Are Garlic Presses Tools of Satan?
- Lindsay B. Feb 8, 2002 07:00 PM
The anti-garlic press faction: Andre Bourdain, Marcella Hazan, my boyfriend, et. al.
The garlic-press-permissible faction: Julia Child, Jeffery Steingarten, my mother, et. al.
What do you guys think? I used to think the 'press makes it bitter' theory was pseudoscience. But then I read Harold McGee's 'On Food and Cooking" wherein he explains that garlic's flavor results from the mixing of the contents of different kinds of cells when it's cut or crushed--unlike, say, ginger which has ginger flavored juice in all its cells. McGee doesn't weigh in on the garlic press issue one way or the other, but it stands to reason that crushing garlic through a press might affect the taste.
I have never personally noticed any difference between garlic that I've pressed, smashed, or chopped.
I prefer to chop or mince because I'm too lazy to clean out the press, but occasionally I'll press if it's going into a salad dressing or something where I don't want to find chewy bits. Again, I've never noticed that my pressed garlic is any more or less bitter than chopped/minced.
It all dpends on what you want to do with the garlic. It's like how an artist would use one brush for wide swaths of color and another one for small details. Sometimes the knife will be the better choice, other times the garlic press.
Personally, I can't tell the difference. Maybe one of these days I'll try doing some pasta aglio e olio with minced garlic, then with pressed.
Personally, I've always thought that garlic presses are way underrated -- I use mine all the time, and I've got dibs on my mom's press when she finally decides to hang up her apron. There's something really satisfying about that moment when the clove gives in and gets smushed.....
The one circumstance where I notice a difference is when I'm sauteeing -- then the pressed garlic is much more prone to burning, especially if it's in the oil all by itself. So I never press garlic for a stir fry, for instance, but I do if I'm making a sauce.
If you want a stronger garlic flavor, you'll get it by pressing rather than mincing. BUT, when mincing, if you use the method of smashing the clove with the side of a knife before mincing, you're basically doing the same thing to the clove as pressing.
As far as clean-up goes, if you press garlic with the skin on, the sticky residue is contained by the skin and clean up is much easier -- you can just pop out the used-up clove.
Bitter flavors in garlic are because it is overripe and starting to sprout.
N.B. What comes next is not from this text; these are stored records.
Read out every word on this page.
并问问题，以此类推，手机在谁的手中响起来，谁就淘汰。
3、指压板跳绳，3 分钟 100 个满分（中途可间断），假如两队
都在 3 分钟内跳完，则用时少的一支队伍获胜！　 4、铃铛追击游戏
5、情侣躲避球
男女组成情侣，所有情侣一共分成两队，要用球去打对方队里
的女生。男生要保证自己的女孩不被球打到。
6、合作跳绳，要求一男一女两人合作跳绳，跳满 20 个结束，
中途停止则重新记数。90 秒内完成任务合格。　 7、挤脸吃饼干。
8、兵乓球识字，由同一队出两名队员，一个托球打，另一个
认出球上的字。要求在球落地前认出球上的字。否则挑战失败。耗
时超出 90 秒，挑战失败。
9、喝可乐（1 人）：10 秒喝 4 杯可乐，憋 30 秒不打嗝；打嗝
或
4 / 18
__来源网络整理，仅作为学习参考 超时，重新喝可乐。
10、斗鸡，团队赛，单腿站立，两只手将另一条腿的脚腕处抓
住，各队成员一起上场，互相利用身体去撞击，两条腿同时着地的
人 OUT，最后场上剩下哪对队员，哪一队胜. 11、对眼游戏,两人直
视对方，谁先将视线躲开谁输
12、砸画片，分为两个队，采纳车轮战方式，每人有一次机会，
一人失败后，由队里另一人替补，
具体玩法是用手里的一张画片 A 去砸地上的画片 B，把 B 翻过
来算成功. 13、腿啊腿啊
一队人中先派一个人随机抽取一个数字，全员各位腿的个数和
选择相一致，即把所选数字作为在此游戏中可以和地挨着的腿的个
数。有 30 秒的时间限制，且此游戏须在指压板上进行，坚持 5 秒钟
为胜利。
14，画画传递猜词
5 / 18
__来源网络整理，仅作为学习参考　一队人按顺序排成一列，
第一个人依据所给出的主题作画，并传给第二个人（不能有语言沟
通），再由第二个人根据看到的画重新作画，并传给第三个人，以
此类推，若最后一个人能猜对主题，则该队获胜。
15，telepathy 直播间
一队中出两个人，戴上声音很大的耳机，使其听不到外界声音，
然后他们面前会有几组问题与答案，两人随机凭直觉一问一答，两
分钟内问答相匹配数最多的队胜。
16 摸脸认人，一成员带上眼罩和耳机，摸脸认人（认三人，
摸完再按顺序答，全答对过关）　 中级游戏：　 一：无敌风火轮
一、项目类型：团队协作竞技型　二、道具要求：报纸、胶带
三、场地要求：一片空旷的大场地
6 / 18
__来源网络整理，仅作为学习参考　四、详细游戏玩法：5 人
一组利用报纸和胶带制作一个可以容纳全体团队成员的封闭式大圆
If there is any type of a shoot forming or green in the garlic it will be bitter.
Twenty centuries of Italian chefs can't be wrong. Garlic presses are fine. Just make sure you use one that really works.
I use my garlic press every day. But I've found it really makes a tremendous difference precisely what kind of press you use. I think it was the NY TIMES that did a comparison last year (either that or Dorie Greenspan in BON APPÉTIT) and the "winner" was the Zyliss, which has an adjustable plunger AND a blue plastic mold of the press to clean it out (leave it to the Swiss!). It may change your life! I think it saves a tremendous amount of time, and if it's reasonably fresh and you're careful not to burn it, cooked garlic should never be bitter, whether it's pressed, chopped, minced, processed, roasted, sautéed, or braised. That green shoot through the middle should always be removed, but it also usually indicates that the clove is not particularly fresh.
So search out a Zyliss (about $14) and never look back!
re: Chimayo Joe
I third it. Use without regret. The "tool of Satan" thing is a kind of foodie urban legend; 'hounds know better. As noted, however, because the press produces a very fine pulp, it is just easier to overcook it in overly hot oil; I tend to lower the temp to reduce the likelihood of this.
Garlic presses do indeed give a different product from a good old chef's knife: the texture as well as the taste are very different when you "press" the garlic instead of slice, slice, slice and then mash all the way down to paste. If you're only using a couple of cloves for home cooking, though, it might not be all that noticeable to a lot of people. HOWEVER, in a professional setting, it is ludicrous to try to use a press: ever try making 2 cups of (chopped) smushed garlic with a dinky little press? And, no, you can't use the food processor, 'cause that bangs up the garlic in a different (unwanted) way. Besides, there's something very satisfying in a zen-like way about reducing a pile of garlic cloves to a smooth paste.